Background
Because model compilation and MCMC are inevitably time-consuming, I find it extremely helpful to write entire data analysis projects as formal end-to-end Make-like declarative workflows. Here is a sketch of an actual Makefile
that might do this.
all:
samples.fst
samples.fst: run_model.R model.rds
Rscript run_model.R
model.rds: compile_model.R model.stan
Rscript compile_model.R # Sets auto_write = TRUE and save_dso = TRUE.
data.fst: simulate_data.R
Rscript simulate_data.R
clean:
rm -f *.fst *.rds
In practice, because I use R, I usually opt for a Make-like R package like drake
or targets
instead of GNU Make itself. (Full disclosure: I am the creator and maintainer of both these R packages.) In fact, I am trying to develop best practices for using rstan with targets
, and my first attempt is here.
Issue
I am not sure if I am writing the model compilation target correctly in the Makefile
above (or here with targets
). That target assumes the input file is model.stan
and the output file is model.rds
, so the model will recompile and downstream targets may rerun if either file changes. But I am not sure it is sufficient to track the RDS file. I feel as though a step like this should also include the actual DSO file and any other binaries that get created. How do I find the names of these files? In general, what is the best way to reproducibly track the compilation step and completely guarantee that downstream targets do not recompile the model?

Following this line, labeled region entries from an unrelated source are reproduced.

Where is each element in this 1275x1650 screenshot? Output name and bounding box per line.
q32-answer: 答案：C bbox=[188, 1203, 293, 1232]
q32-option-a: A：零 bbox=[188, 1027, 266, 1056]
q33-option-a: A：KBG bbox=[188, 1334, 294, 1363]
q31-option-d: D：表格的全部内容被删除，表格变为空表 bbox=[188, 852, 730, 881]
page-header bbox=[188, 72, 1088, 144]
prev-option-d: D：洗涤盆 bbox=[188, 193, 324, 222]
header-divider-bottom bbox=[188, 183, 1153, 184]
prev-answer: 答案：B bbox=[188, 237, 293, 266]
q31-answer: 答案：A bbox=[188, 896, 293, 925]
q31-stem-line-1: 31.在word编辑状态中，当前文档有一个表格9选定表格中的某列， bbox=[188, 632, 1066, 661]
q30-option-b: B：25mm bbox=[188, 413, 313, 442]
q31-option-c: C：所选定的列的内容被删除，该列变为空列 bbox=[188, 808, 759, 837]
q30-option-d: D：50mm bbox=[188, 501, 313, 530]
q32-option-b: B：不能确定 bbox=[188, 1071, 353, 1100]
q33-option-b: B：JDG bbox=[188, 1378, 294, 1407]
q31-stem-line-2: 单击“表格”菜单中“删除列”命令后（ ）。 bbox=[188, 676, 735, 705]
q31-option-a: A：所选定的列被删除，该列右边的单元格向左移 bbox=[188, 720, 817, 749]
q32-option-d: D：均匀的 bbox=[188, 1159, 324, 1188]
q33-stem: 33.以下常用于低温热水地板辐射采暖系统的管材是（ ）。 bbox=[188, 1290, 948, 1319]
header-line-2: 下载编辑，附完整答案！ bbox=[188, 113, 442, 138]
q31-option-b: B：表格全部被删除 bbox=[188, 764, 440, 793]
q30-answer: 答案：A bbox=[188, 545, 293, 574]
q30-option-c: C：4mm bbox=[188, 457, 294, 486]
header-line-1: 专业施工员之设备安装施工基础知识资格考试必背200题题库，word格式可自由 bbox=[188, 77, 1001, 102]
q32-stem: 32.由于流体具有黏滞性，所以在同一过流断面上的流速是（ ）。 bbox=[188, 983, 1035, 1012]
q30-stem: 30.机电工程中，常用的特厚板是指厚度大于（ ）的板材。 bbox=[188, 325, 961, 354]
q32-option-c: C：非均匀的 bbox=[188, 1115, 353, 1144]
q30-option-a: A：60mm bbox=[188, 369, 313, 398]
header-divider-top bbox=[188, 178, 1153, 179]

I realize the DSO file name might not be known in advance, and there may be multiple output files from compilation. This presents a challenge for GNU Make, but not for drake
or targets
because both can easily handle multiple dynamic input/output files per target. For the model compilation target in the targets
example, the compile_model()
function just needs to return the names of all the files that model depends on.